A state commission is finishing work on recommendations that should help build with this shoring-up process--so long as the process isn't wrecked by a turf fight over who should govern the colleges.
The Commission for the Review of the Master Plan for Higher Education, which will review the structure of all public colleges and universities in California, is looking first at the community colleges because their problems are the most urgent. A report was due in February, but the panel took more time to consider changes in the various boards that oversee the colleges. Changes may ultimately be necessary, but that is a problem that should be dealt with later. If the commission report proposes taking power away from anybody who now has it, that recommendation will overshadow the meat of the report that concentrates on money and academics.
Proposition 13 forced a shift in the community colleges' financial base from local property taxes to state support. That support lagged behind support for the University of California and the California State University system, in part because many legislators felt that the community colleges were not putting the money that they already get to good use and didn't deserve more.
Financial problems were compounded in districts like Los Angeles, which have also lost money because of sharply declining enrollments. State aid is based on attendance at community-college campuses, just as it is in elementary and high schools. Enrollment should be a factor, but budgets for higher education should be based more on the cost of offering courses and maintaining laboratories and other buildings. One of the master plan commission's draft recommendations calls for this kind of budgeting, which makes far more sense.

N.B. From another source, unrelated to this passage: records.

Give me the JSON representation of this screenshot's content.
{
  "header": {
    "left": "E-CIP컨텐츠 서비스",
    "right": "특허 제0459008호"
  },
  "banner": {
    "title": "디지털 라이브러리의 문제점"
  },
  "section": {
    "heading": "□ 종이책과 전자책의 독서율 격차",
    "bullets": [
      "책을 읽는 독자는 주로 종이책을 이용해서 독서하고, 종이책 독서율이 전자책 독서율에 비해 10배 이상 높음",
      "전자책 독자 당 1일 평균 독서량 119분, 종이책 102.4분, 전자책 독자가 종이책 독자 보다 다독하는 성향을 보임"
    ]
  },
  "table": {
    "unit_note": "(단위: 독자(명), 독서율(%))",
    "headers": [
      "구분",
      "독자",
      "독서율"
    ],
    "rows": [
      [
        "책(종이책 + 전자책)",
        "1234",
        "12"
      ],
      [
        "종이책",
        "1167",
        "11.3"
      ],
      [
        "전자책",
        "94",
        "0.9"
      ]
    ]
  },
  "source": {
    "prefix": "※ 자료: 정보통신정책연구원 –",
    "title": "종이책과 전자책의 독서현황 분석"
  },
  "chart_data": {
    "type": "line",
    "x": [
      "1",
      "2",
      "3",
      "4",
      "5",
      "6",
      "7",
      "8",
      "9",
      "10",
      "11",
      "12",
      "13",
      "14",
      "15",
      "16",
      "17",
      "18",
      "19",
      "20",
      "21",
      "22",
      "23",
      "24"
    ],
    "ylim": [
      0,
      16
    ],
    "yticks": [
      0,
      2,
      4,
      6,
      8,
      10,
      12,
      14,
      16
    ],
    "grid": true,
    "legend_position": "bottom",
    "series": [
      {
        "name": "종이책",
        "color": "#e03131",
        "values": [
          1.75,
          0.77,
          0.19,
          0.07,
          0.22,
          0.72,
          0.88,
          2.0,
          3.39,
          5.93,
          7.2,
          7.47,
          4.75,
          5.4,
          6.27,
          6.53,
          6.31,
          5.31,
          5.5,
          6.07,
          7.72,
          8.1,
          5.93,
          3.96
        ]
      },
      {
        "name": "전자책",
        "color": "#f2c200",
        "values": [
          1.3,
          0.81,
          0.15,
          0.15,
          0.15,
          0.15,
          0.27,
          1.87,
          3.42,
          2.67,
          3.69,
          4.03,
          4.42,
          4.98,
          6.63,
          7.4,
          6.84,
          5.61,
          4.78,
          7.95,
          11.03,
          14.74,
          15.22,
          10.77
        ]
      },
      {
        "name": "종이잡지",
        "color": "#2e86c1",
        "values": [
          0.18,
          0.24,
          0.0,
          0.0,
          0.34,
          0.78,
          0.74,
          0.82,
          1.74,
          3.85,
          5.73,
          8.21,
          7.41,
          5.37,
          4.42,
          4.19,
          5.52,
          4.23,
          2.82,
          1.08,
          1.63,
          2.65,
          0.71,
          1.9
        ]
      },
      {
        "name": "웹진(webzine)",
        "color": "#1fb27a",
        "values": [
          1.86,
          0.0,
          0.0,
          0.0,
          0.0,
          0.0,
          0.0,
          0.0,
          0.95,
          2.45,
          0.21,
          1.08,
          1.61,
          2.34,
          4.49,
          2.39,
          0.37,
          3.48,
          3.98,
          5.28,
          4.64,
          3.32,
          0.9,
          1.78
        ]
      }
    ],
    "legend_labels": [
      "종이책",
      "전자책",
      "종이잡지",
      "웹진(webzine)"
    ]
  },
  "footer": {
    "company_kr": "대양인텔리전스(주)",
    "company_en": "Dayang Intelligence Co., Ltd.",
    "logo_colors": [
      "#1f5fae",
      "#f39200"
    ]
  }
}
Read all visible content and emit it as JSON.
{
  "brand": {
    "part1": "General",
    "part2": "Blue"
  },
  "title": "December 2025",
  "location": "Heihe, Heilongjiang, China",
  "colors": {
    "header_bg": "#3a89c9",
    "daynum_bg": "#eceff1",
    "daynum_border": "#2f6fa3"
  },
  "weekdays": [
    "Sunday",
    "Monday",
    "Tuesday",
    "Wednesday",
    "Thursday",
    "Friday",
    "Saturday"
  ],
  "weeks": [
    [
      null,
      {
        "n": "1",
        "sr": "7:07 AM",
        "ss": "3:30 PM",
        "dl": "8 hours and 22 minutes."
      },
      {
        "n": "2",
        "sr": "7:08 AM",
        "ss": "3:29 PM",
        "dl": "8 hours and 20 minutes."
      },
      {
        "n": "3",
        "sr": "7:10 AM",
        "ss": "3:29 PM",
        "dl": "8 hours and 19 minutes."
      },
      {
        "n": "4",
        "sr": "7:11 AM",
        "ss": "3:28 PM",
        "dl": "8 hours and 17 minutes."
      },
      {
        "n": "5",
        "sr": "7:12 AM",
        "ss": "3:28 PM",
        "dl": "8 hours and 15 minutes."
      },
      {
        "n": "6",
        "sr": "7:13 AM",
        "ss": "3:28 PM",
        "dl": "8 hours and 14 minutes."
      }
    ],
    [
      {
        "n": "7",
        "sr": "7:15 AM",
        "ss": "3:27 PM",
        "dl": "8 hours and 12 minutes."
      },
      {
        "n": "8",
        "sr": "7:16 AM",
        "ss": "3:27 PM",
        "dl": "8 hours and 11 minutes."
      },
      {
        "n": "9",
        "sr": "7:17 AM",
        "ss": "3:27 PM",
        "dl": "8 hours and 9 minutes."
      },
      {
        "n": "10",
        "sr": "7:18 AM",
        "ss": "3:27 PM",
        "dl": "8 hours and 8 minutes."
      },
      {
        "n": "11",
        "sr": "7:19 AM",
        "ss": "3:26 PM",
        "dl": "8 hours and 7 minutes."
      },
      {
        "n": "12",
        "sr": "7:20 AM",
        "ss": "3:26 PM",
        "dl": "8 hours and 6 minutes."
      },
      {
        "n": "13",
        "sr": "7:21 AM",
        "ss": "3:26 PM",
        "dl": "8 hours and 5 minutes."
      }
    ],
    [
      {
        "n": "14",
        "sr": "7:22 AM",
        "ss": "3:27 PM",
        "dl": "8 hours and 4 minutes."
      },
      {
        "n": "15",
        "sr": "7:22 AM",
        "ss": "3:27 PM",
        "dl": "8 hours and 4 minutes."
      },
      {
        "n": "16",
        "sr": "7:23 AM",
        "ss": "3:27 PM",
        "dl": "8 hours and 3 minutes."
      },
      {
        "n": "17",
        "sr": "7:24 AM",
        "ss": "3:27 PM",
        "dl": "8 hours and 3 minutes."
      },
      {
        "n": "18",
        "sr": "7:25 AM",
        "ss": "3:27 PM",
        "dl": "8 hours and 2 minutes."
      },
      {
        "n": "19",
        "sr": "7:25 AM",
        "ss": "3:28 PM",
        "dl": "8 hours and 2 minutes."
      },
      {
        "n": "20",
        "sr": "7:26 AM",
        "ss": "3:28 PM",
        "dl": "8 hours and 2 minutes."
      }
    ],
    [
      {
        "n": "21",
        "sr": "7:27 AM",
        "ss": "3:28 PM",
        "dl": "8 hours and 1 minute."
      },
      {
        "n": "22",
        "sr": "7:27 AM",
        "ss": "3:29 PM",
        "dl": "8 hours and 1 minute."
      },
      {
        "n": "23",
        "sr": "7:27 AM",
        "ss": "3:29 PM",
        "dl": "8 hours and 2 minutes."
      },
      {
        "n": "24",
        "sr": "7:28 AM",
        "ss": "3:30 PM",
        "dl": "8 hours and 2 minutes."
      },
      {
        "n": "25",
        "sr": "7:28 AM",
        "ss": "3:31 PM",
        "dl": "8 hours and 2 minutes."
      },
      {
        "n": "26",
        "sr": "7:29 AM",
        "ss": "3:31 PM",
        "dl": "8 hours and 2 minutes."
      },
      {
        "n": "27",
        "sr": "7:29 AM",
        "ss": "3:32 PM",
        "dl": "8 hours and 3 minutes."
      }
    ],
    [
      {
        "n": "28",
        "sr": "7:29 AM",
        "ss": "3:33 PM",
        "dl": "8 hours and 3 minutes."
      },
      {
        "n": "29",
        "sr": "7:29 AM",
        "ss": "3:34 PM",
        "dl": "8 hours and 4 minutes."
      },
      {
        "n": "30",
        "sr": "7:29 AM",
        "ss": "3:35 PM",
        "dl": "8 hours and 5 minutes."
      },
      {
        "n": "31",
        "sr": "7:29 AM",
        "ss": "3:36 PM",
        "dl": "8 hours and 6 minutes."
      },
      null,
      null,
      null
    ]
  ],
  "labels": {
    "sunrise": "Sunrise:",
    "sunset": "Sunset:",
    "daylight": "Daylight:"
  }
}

The draft report also points out that while community colleges have opened the door to success for many students, they have been only a revolving door for others because they were unprepared for higher education. The report strongly endorses open access to community colleges, which remain the first and best hope for many groups in California, and it urges the colleges to continue remedial courses. But the state must also finance better counseling and placement programs. The draft report recommends that colleges be more explicit about the requirements that students must meet, especially for transferring to four-year institutions.
Recalling that community colleges sometimes try to be all things to all people, the master plan commission's draft report also says firmly that these colleges have as their primary missions offering vocational education and preparing students to transfer into the UC or Cal State system or to other colleges. Non-degree courses should remain on a pay-as-you-go system.
The draft contains many points that will be argued over by faculty members, administrators, students and politicians, both state and local. The state should focus its debate on the changes that will improve the community colleges' programs and the way they are financed. There is time later to worry about who's in charge.